Using a DNA-based scaffold carrying viral proteins, researchers created a vaccine that provokes a strong antibody response against SARS-CoV-2.

Using a virus-like delivery particle made from DNA, researchers from MIT and the Ragon Institute of MGH, MIT, and Harvard have created a vaccine that can induce a strong antibody response against SARS-CoV-2.

The vaccine, which has been tested in mice, consists of a DNA scaffold that carries many copies of a viral antigen. This type of vaccine, known as a particulate vaccine, mimics the structure of a virus. Most previous work on particulate vaccines has relied on protein scaffolds, but the proteins used in those vaccines tend to generate an unnecessary immune response that can distract the immune system from the target.

In the mouse study, the researchers found that the DNA scaffold does not induce an immune response, allowing the immune system to focus its antibody response on the target antigen.
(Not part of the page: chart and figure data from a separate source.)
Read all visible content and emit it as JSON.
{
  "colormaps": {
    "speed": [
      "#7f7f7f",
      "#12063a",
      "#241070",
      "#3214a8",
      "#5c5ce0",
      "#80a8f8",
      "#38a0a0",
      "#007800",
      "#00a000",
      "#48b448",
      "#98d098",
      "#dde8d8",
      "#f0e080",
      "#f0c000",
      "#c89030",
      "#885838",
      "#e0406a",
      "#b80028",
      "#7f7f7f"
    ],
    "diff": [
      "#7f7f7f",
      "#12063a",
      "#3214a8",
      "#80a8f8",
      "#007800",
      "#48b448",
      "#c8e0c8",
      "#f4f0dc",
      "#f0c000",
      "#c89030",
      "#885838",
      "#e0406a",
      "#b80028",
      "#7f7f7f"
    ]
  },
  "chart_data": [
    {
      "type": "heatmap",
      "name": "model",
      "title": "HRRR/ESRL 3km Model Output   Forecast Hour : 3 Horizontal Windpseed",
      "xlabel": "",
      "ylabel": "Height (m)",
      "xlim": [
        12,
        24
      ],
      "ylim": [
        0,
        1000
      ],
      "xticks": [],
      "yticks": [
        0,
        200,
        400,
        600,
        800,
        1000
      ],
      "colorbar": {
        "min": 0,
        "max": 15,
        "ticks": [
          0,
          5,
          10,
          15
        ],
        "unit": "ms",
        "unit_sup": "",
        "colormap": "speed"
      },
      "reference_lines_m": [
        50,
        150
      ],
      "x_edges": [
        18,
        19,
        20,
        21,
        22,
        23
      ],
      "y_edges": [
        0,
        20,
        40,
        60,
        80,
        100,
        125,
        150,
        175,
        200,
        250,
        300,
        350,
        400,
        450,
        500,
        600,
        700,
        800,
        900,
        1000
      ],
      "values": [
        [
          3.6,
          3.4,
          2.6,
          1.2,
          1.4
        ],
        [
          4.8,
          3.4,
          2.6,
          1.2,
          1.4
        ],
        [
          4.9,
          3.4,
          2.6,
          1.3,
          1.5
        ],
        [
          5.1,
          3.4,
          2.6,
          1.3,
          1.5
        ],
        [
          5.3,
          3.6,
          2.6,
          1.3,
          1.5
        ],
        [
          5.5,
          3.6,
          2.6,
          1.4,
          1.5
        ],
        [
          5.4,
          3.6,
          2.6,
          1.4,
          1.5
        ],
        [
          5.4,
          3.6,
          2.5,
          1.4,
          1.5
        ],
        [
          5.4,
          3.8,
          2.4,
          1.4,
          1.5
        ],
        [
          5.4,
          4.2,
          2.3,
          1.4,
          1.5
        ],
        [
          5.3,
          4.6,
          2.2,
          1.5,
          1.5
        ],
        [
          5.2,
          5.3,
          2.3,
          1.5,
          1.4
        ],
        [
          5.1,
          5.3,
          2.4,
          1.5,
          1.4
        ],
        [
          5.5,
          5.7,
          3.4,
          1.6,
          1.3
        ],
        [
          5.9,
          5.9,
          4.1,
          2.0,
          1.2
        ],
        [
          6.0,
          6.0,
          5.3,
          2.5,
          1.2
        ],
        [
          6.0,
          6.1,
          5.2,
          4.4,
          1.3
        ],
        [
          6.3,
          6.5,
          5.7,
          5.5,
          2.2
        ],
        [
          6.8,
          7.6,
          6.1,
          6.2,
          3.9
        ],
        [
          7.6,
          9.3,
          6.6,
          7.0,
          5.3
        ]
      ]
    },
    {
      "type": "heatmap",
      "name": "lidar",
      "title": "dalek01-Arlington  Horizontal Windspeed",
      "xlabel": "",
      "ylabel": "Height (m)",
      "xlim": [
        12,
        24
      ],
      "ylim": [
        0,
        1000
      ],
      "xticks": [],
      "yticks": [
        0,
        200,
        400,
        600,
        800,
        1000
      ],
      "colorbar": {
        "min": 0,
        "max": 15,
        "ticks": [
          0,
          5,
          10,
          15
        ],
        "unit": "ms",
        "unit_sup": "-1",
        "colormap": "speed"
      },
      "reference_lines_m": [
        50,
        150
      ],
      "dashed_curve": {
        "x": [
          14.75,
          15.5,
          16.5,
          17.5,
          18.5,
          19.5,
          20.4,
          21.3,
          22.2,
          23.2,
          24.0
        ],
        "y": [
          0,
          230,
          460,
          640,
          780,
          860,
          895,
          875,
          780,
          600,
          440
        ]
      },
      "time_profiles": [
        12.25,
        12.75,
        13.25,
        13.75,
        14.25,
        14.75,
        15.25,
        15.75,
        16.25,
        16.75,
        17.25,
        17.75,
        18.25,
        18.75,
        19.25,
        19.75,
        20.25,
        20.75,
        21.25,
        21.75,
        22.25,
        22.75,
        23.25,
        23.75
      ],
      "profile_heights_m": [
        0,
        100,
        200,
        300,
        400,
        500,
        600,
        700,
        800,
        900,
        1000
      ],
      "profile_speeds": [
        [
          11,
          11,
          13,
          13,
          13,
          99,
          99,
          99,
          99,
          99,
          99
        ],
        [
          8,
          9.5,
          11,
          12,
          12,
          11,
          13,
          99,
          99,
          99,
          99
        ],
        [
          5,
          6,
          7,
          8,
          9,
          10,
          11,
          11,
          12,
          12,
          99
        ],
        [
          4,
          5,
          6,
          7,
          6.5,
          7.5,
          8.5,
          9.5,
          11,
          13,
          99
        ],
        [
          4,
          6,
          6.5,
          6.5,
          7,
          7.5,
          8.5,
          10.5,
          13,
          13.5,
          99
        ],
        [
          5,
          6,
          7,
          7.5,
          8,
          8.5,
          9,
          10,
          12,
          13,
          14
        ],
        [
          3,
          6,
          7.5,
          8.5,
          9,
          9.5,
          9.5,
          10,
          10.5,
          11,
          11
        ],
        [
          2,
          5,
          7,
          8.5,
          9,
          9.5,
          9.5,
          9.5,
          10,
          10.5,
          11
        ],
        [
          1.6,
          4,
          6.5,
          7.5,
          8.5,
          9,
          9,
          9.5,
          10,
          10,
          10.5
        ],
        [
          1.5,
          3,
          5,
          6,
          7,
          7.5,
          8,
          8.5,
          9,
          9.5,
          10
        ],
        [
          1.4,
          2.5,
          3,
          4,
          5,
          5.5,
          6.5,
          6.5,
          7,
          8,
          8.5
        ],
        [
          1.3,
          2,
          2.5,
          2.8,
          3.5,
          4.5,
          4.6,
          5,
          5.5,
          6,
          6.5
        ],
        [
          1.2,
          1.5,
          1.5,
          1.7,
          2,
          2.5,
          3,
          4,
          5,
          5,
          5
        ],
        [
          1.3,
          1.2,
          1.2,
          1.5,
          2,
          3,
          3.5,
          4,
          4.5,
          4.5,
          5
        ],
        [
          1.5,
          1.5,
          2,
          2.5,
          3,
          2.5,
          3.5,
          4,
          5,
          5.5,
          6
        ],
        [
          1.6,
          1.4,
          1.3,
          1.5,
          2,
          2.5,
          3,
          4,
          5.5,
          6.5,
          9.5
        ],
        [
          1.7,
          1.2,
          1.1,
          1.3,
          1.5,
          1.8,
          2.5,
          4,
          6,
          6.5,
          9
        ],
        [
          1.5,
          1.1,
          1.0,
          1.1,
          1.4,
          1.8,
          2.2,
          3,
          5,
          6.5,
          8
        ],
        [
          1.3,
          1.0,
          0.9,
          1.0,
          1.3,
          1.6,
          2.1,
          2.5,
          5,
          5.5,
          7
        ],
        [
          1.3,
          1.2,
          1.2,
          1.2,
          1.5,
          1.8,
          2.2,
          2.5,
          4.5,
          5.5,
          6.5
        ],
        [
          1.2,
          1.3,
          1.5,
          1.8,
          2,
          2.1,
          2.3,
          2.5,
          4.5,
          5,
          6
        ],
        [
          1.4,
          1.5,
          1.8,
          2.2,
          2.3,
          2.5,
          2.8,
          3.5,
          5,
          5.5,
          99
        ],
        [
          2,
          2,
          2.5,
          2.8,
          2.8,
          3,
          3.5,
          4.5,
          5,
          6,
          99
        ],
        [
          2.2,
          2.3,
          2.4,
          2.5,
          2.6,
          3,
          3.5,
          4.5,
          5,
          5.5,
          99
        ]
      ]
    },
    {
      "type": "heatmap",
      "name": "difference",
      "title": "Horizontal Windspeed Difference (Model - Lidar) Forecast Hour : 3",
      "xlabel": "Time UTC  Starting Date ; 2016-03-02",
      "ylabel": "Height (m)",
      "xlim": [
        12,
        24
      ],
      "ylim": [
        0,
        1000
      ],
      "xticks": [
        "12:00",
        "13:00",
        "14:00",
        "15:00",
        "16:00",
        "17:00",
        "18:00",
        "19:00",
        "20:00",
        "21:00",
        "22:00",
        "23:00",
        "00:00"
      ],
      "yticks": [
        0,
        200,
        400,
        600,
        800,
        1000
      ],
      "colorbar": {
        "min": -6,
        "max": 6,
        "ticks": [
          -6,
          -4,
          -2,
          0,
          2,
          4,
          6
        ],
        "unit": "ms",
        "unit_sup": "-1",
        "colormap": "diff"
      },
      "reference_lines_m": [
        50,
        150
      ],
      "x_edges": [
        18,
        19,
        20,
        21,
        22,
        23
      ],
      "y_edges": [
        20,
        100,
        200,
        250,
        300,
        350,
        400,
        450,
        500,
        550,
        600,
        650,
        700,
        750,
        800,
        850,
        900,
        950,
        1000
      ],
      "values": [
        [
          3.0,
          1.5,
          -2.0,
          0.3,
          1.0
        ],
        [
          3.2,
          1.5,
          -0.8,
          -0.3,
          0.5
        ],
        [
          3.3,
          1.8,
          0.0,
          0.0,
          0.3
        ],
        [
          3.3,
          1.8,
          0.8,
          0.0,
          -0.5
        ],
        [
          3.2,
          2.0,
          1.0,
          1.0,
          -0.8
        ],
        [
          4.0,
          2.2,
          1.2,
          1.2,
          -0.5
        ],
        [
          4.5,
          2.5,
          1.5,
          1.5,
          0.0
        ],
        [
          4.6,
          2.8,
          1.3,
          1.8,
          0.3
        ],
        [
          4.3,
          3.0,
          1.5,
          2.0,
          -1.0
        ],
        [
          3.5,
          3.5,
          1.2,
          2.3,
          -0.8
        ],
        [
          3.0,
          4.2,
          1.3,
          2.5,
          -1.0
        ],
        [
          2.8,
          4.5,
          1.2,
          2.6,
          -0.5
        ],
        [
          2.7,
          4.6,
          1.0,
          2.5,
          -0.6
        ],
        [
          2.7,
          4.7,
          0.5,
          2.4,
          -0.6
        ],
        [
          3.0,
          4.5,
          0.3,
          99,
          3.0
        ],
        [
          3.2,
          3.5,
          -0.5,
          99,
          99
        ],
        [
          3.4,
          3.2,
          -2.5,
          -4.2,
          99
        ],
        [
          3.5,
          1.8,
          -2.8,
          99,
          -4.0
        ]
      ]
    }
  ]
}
“DNA, we found in this work, does not elicit antibodies that may distract away from the protein of interest,” says Mark Bathe, an MIT professor of biological engineering. “What you can imagine is that your B cells and immune system are being fully trained by that target antigen, and that’s what you want — for your immune system to be laser-focused on the antigen of interest.”

This approach, which strongly stimulates B cells (the cells that produce antibodies), could make it easier to develop vaccines against viruses that have been difficult to target, including HIV and influenza, as well as SARS-CoV-2, the researchers say. Unlike T cells, which are stimulated by other types of vaccines, these B cells can persist for decades, offering long-term protection.